2. Omega 3 Rich foods

Healthy fats like Omega 3 Fatty Acids will help with blood sugar balance, as well memory and overall cognitive function. Omega 3 Fatty Acids are also associated with mood benefits. These powerful nutrients have been linked to reduced depression symptoms, anxiety and overall improved feelings of wellbeing. We should all aim to have a serving of fatty fish (salmon/sardines/mackerel/cod/herring/anchovies) 2 – 3 times weekly. If you are vegan, you can get omega 3 fatty acids from chia seeds, hemp seeds, flaxseeds, or walnuts. Then if you are still not able to eat the above, consider an omega 3 supplement.

 

3. Skip the Caffeine (even if only temporarily)

I know, coffee is life. However, it will do you a WORLD of good to give it a break for a while if you have burnout. If you are struggling with chronic stress, caffeine can be the equivalent of adding fuel to the fire because it is a stimulant.
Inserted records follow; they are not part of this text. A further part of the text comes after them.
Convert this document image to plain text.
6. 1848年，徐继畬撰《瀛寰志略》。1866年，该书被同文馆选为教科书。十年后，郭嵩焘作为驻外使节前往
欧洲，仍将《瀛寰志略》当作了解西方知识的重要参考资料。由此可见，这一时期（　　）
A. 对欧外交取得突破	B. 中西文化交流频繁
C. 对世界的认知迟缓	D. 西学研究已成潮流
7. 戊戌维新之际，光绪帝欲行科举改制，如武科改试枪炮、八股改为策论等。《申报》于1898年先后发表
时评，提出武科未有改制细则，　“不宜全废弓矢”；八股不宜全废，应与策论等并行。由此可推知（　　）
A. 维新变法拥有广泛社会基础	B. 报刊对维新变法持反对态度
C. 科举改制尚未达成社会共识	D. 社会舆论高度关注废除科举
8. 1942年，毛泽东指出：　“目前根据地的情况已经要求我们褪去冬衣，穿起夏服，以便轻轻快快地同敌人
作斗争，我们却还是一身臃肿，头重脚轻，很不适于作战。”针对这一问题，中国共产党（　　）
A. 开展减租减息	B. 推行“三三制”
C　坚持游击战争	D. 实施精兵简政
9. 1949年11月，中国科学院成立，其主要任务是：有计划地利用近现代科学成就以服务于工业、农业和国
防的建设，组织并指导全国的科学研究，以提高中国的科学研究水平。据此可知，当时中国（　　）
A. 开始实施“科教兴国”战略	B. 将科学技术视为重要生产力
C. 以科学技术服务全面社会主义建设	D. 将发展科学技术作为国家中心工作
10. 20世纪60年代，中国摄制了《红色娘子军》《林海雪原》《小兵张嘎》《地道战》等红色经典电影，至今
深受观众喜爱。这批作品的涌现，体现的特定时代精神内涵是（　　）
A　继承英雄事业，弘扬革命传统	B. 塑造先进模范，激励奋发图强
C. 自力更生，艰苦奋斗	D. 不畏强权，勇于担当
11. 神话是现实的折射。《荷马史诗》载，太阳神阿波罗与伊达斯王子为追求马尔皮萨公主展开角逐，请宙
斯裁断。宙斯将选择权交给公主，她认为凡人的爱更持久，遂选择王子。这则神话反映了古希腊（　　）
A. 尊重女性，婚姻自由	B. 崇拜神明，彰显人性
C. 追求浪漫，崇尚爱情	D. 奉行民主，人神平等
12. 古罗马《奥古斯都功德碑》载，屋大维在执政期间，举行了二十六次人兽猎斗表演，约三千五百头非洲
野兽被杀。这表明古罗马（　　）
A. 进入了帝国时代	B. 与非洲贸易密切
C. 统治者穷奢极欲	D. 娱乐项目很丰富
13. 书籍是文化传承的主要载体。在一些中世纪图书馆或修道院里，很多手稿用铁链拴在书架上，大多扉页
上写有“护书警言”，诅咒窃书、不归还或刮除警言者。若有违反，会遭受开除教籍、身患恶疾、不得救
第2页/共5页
If you are already facing anxiety/high-stress, the caffeine may rev you up even more.

 

Some people are affected more than others when it comes to caffeine. In fact, there is some evidence to show that caffeine helps with depression, but this may only be the case for genetically “fast metabolisers” of coffee and not the average person. If you are struggling with insomnia, skip the caffeine in the afternoon and see if it makes a difference. Some delicious alternatives would be teas such as chamomile and chai, coconut water, kombucha, or chicory coffee.

 

Supplements for Burnout

1. Reparative Nutrients

During periods of high stress, our bodies can go into hyper-drive and burn through our nutrient stores, leaving us depleted and unable to go into repair mode. Some of these readily-depleted nutrients include Magnesium, B Vitamins, Zinc, and Vitamin C. You can get these through foods such as leafy greens, wholegrains and vegetables, seeds and shellfish, and red fruits and vegetables respectively. Sometimes foods can be enough, but more often than not you may need supplements to boost your nutrient levels therapeutically.

 

2. Digestive Support

Another nasty side effect of chronic stress is indigestion. You may want to consider supplementing with betaine hydrochloric acid (HCL) or digestive enzymes temporarily to address this.

 

3. Adaptogens

Finally, there are a group of herbs that work specifically on the stress pathway to bring hormones back into balance. They are known as Adaptogens and can be really helpful to heal your body from burnout. Some of the most beneficial herbs include Rhodiola Rosea, Ashwagandha, Maca, Reishi and Chaga, and Siberian Ginseng.

 

Bouncing Back

Supplements and diet changes will make a HUGE difference in terms of how your body copes with the stress, however lifestyle changes are essential. Make sure that you protect your sleep, and start carving out time in your day for stress-relieving habits such as gentle exercise. Remember the analogy on flights, that you need to strap on your oxygen mask before helping others? This is true for all aspects of our health, if you aren’t taking care of yourself, you’re not able to give your best to your work/loved ones either!